CRIMINALS GET A HALO

Light of Truth

Ponmala

During World War II there was an American military unit of the 101st Airborne Division consisting of demolition specialists. It was named the ‘Filthy Thirteen’. There was also an offer at that time by 44 prisoners serving life sentences to go on suicide missions against the Japanese. Perhaps, these inspired writer E M Nathanson to write the novel The Dirty Dozen. It was published in 1965 and became a bestseller. Two years later, a film based on the novel and bearing the same name was released by MGM. The film became a huge box office success.
Russian President Putin seems to have taken a leaf out of The Dirty Dozen and drafted some fifty thousand convicts for his war on Ukraine. Observers say they have been put in the frontline as cannon fodder. Graves of prisoner martyrs are mushrooming in the nook and corner of Russia. The war on Ukraine has suddenly transformed hardened criminals into patriots who died for the country. Those who survive the war for 6 months are given pardon with an exhortation that they shed their criminal ways.
The BBC has just brought out a two-episode documentary on the 2002 Gujarat pogrom. The documentary finds the then Chief Minister of Gujarat, Narendra Modi, guilty of active connivance in the killing of over a thousand Muslims, rape of thousands of Muslim women and large scale destruction of property owned by Muslims. Criminal gangs affiliated to the Sang Parivar were used to perpetrate the crimes. The documentary has enraged Modi worshippers. The Godi Media is going at it hammer and tongs.

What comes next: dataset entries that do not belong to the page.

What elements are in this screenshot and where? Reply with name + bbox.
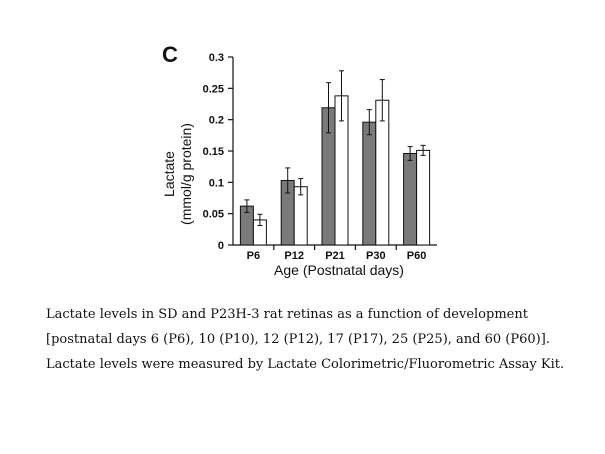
y-axis-label: Lactate (mmol/g protein) bbox=[161, 123, 194, 225]
y-tick-label: 0.15 bbox=[203, 146, 224, 158]
y-axis-label-line2: (mmol/g protein) bbox=[178, 123, 194, 225]
y-tick-label: 0.1 bbox=[209, 177, 224, 189]
figure-caption: Lactate levels in SD and P23H-3 rat reti… bbox=[46, 307, 565, 372]
x-tick-label: P12 bbox=[284, 250, 304, 262]
bar bbox=[416, 149, 431, 246]
x-tick-label: P60 bbox=[407, 250, 427, 262]
lactate-bar-chart: C Lactate (mmol/g protein) Age (Postnata… bbox=[161, 42, 437, 278]
y-tick-label: 0.3 bbox=[209, 52, 224, 64]
x-tick-label: P30 bbox=[366, 250, 386, 262]
bar bbox=[362, 121, 377, 246]
bar bbox=[375, 99, 390, 246]
y-tick-label: 0.2 bbox=[209, 115, 224, 127]
panel-label: C bbox=[162, 42, 178, 67]
y-tick-label: 0 bbox=[218, 240, 224, 252]
x-tick-label: P6 bbox=[247, 250, 260, 262]
plot-area: 0 0.05 0.1 0.15 0.2 0.25 0.3 P6 P12 P21 P30 P60 bbox=[203, 52, 437, 262]
x-tick-label: P21 bbox=[325, 250, 345, 262]
x-axis-label: Age (Postnatal days) bbox=[274, 262, 404, 278]
bar bbox=[293, 186, 308, 246]
y-axis-label-line1: Lactate bbox=[161, 151, 177, 197]
bar bbox=[403, 153, 418, 246]
y-tick-label: 0.05 bbox=[203, 209, 224, 221]
y-tick-label: 0.25 bbox=[203, 83, 224, 95]
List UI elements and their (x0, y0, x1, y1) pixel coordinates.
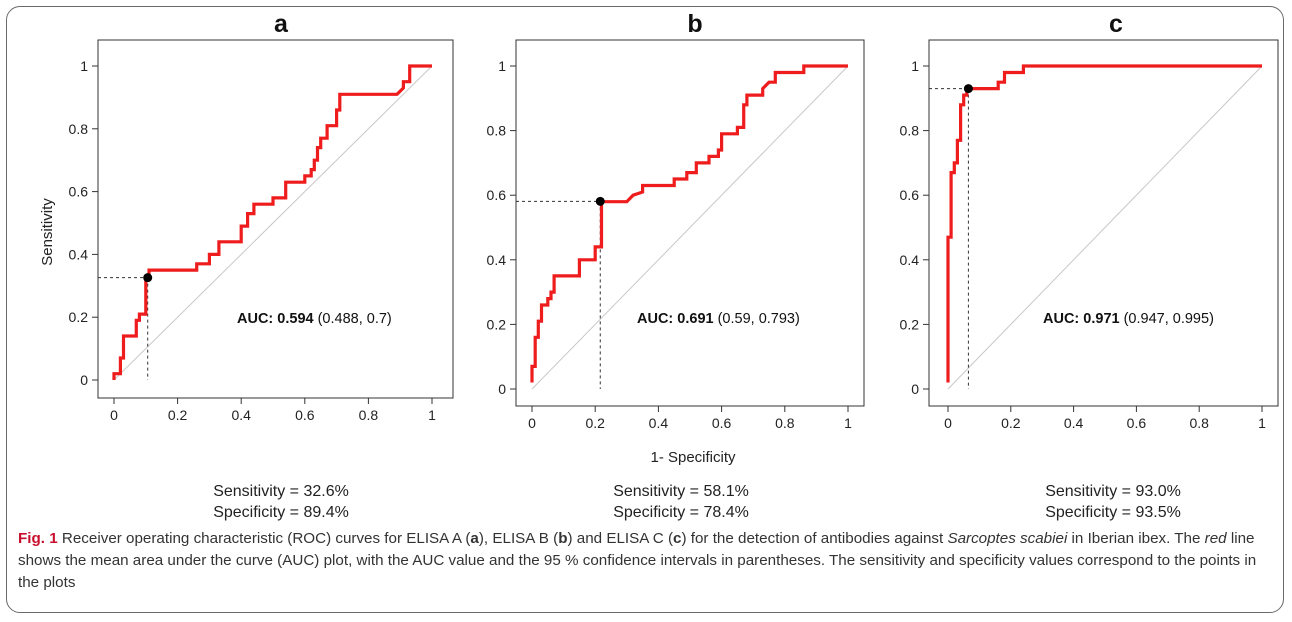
y-tick-label: 0.2 (487, 316, 507, 332)
specificity-text: Specificity = 93.5% (1045, 504, 1181, 521)
plot-frame (515, 39, 865, 407)
caption-panel-c: c (673, 530, 682, 547)
plot-frame (928, 39, 1279, 407)
chance-diagonal (113, 65, 433, 381)
x-tick-label: 0.6 (1127, 415, 1147, 431)
roc-panel-c: c 0 0 0.2 0.2 0.4 0.4 0.6 0.6 0.8 0.8 1 1 AUC: 0.971 … (900, 10, 1279, 521)
x-tick-label: 0.2 (585, 415, 605, 431)
y-tick-label: 0.2 (69, 309, 89, 325)
x-tick-label: 0.8 (359, 407, 379, 423)
y-tick-label: 0.8 (900, 123, 920, 139)
auc-label: AUC: (1043, 311, 1083, 327)
roc-curve (530, 64, 848, 383)
x-tick-label: 0 (110, 407, 118, 423)
x-tick-label: 0 (528, 415, 536, 431)
figure-caption: Fig. 1 Receiver operating characteristic… (18, 528, 1273, 594)
sensitivity-text: Sensitivity = 32.6% (213, 483, 349, 500)
operating-point (963, 84, 973, 94)
y-tick-label: 0.8 (69, 121, 89, 137)
operating-point (143, 273, 153, 283)
caption-text: line shows the mean area under the curve… (18, 530, 1257, 591)
auc-ci: (0.947, 0.995) (1120, 311, 1214, 327)
roc-panel-a: a 0 0 0.2 0.2 0.4 0.4 0.6 0.6 0.8 0.8 1 1 AUC: 0.594 … (69, 10, 454, 521)
roc-panel-b: b 0 0 0.2 0.2 0.4 0.4 0.6 0.6 0.8 0.8 1 1 AUC: 0.691 … (487, 10, 865, 521)
x-tick-label: 0.4 (649, 415, 669, 431)
specificity-text: Specificity = 78.4% (613, 504, 749, 521)
caption-panel-b: b (558, 530, 568, 547)
caption-red-word: red (1204, 530, 1227, 547)
y-tick-label: 0.4 (900, 252, 920, 268)
x-tick-label: 1 (1258, 415, 1266, 431)
y-tick-label: 0.8 (487, 123, 507, 139)
auc-annotation: AUC: 0.691 (0.59, 0.793) (637, 311, 800, 327)
chance-diagonal (947, 65, 1263, 390)
x-tick-label: 0.6 (295, 407, 315, 423)
auc-label: AUC: (237, 311, 277, 327)
y-tick-label: 0 (80, 372, 88, 388)
caption-text: in Iberian ibex. The (1067, 530, 1205, 547)
x-tick-label: 0.4 (231, 407, 251, 423)
y-tick-label: 0 (911, 381, 919, 397)
x-tick-label: 0.2 (1001, 415, 1021, 431)
caption-text: ) and ELISA C ( (567, 530, 674, 547)
caption-fig-label: Fig. 1 (18, 530, 58, 547)
chance-diagonal (531, 65, 849, 390)
x-tick-label: 0.4 (1064, 415, 1084, 431)
plot-frame (97, 39, 454, 399)
x-tick-label: 0 (944, 415, 952, 431)
panel-letter-a: a (274, 10, 289, 38)
auc-value: 0.594 (277, 311, 313, 327)
x-tick-label: 0.8 (775, 415, 795, 431)
sensitivity-text: Sensitivity = 93.0% (1045, 483, 1181, 500)
specificity-text: Specificity = 89.4% (213, 504, 349, 521)
auc-annotation: AUC: 0.971 (0.947, 0.995) (1043, 311, 1214, 327)
y-tick-label: 0.6 (487, 187, 507, 203)
y-tick-label: 0.6 (900, 187, 920, 203)
x-tick-label: 0.8 (1189, 415, 1209, 431)
y-tick-label: 0 (498, 381, 506, 397)
roc-curve (112, 64, 432, 380)
y-tick-label: 0.2 (900, 316, 920, 332)
auc-annotation: AUC: 0.594 (0.488, 0.7) (237, 311, 392, 327)
sensitivity-text: Sensitivity = 58.1% (613, 483, 749, 500)
panel-letter-c: c (1109, 10, 1123, 38)
caption-text: ) for the detection of antibodies agains… (681, 530, 948, 547)
x-tick-label: 1 (844, 415, 852, 431)
auc-ci: (0.488, 0.7) (314, 311, 392, 327)
y-tick-label: 1 (498, 58, 506, 74)
x-tick-label: 1 (428, 407, 436, 423)
y-tick-label: 0.4 (487, 252, 507, 268)
y-axis-title: Sensitivity (39, 198, 56, 266)
x-axis-title: 1- Specificity (650, 449, 736, 466)
caption-panel-a: a (470, 530, 479, 547)
y-tick-label: 1 (80, 58, 88, 74)
auc-ci: (0.59, 0.793) (714, 311, 800, 327)
figure-frame (6, 6, 1284, 613)
auc-label: AUC: (637, 311, 677, 327)
y-tick-label: 0.6 (69, 184, 89, 200)
caption-text: ), ELISA B ( (478, 530, 559, 547)
auc-value: 0.691 (677, 311, 713, 327)
auc-value: 0.971 (1083, 311, 1119, 327)
y-tick-label: 0.4 (69, 246, 89, 262)
roc-curve (946, 64, 1262, 383)
y-tick-label: 1 (911, 58, 919, 74)
x-tick-label: 0.2 (168, 407, 188, 423)
x-tick-label: 0.6 (712, 415, 732, 431)
panel-letter-b: b (687, 10, 702, 38)
caption-species: Sarcoptes scabiei (947, 530, 1068, 547)
caption-text: Receiver operating characteristic (ROC) … (57, 530, 471, 547)
operating-point (595, 196, 605, 206)
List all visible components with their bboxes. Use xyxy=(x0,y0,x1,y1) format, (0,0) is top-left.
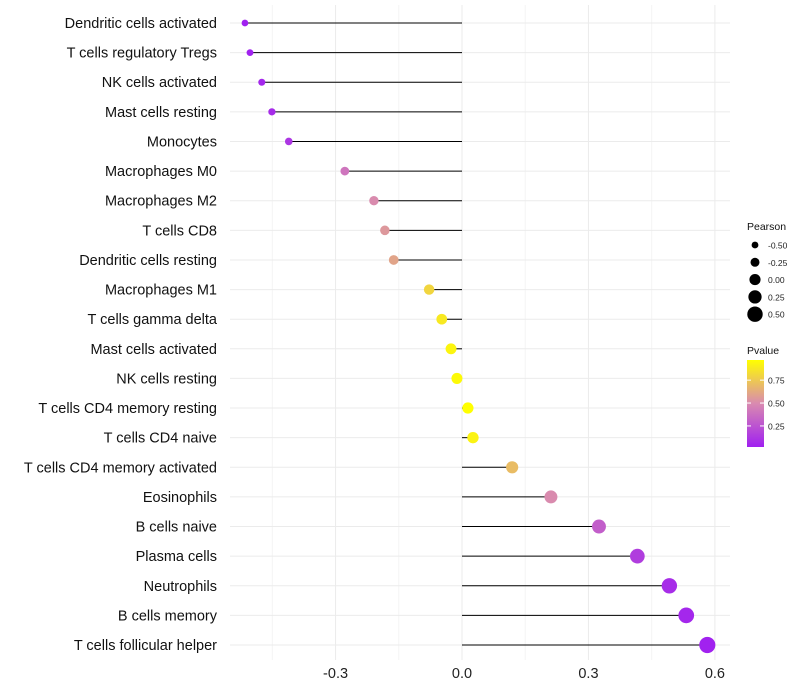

Rattled by the documentary’s damning contents, the central government has blocked it on YouTube channels and Twitter – a clear proof that it gives a truthful account of what happened two decades ago in Gujarat under Modi’s watch.
Using criminals for achieving supposedly noble aims has become the order of the day. The Marxists of Kerala have for long engaged in violent clashes with rivals. One of their popular leaders, M.M. Mani, has openly boasted of killing political rivals. But, of late, they have taken to hiring contract killers to do the killing. The most glaring incident we have of it was the gruesome murder of Marxist dissident T P Chandrasekharan using a notorious murderous gang. Catholic priests accused of murdering Fr Thomas Pazhayampallil, former Rector of St Peters Seminary, Bangalore, are also believed to have used the service of contract killers. And just weeks ago, 19 Catholic hooligans were used by priestly ‘administrators’ to desecrate the Holy Mass and the altar in St Mary’s Basilica, Ernakulam, so that they could put the cathedral under lock and key on that pretext.
The desecrators of St Mary’s Basilica went on a rampage. One of them stomped on the altar, another toppled it, others manhandled the priests who were saying the Holy Mass and scattered the consecrated host and wine. The ‘administrators’ ensu-red that the desecrators enjoyed police protection. No police complaint has been made or registered against the hooligans. Neither has any ecclesiastical action been initiated against them. What’s more, no official statement has come from the just concluded Syro-Malabar synod specifically condemning the horrifying desecration of the body and blood of Christ. The bishops have generally observed condoning silence. This criminal silence is giving the stamp of approval to a trend setting scandal.
A catholic man paid a visit to his cardinal in 2011 and showed him photos of the burning of the effigy of his auxiliary bishop in the presence of a parish community. The man then requested the cardinal not to bless the grand new church built in the parish in question until those who committed the sacrilegious act apologised to the aggrieved bishop in the presence of the parish community to drive home, especially to the youth and children who were witnesses, that what happened was terribly wrong. But his appeal fell on deaf ears. The church was blessed three weeks later by the cardinal. Those who committed the sacrilegious act still occupy influential positions in that parish. The fabric of faith is now torn apart; mending it will not be an easy task. It would not be too much of an exaggeration to say that the Church is hurtling back to the dark Middle Ages.
Nobility of character and righteousness have few admirers today; those who value them are even ridiculed as outmoded. It is in this context that one sees the warm reception Rahul Gandhi’s Bharat Jodo Yatra received as a glimmer of hope. This man, who has for years been ridiculed as an imbecile buffoon, is winning hearts just by crying out in the wilderness that rectitude, nobility of character, love and brotherhood should get reinstated in our national ethos at a time when hatred, division and violence are winning patriotic accolades. The 3,570 kilometre long walk that he just concluded is a silver lining in what is a gloomy moral horizon.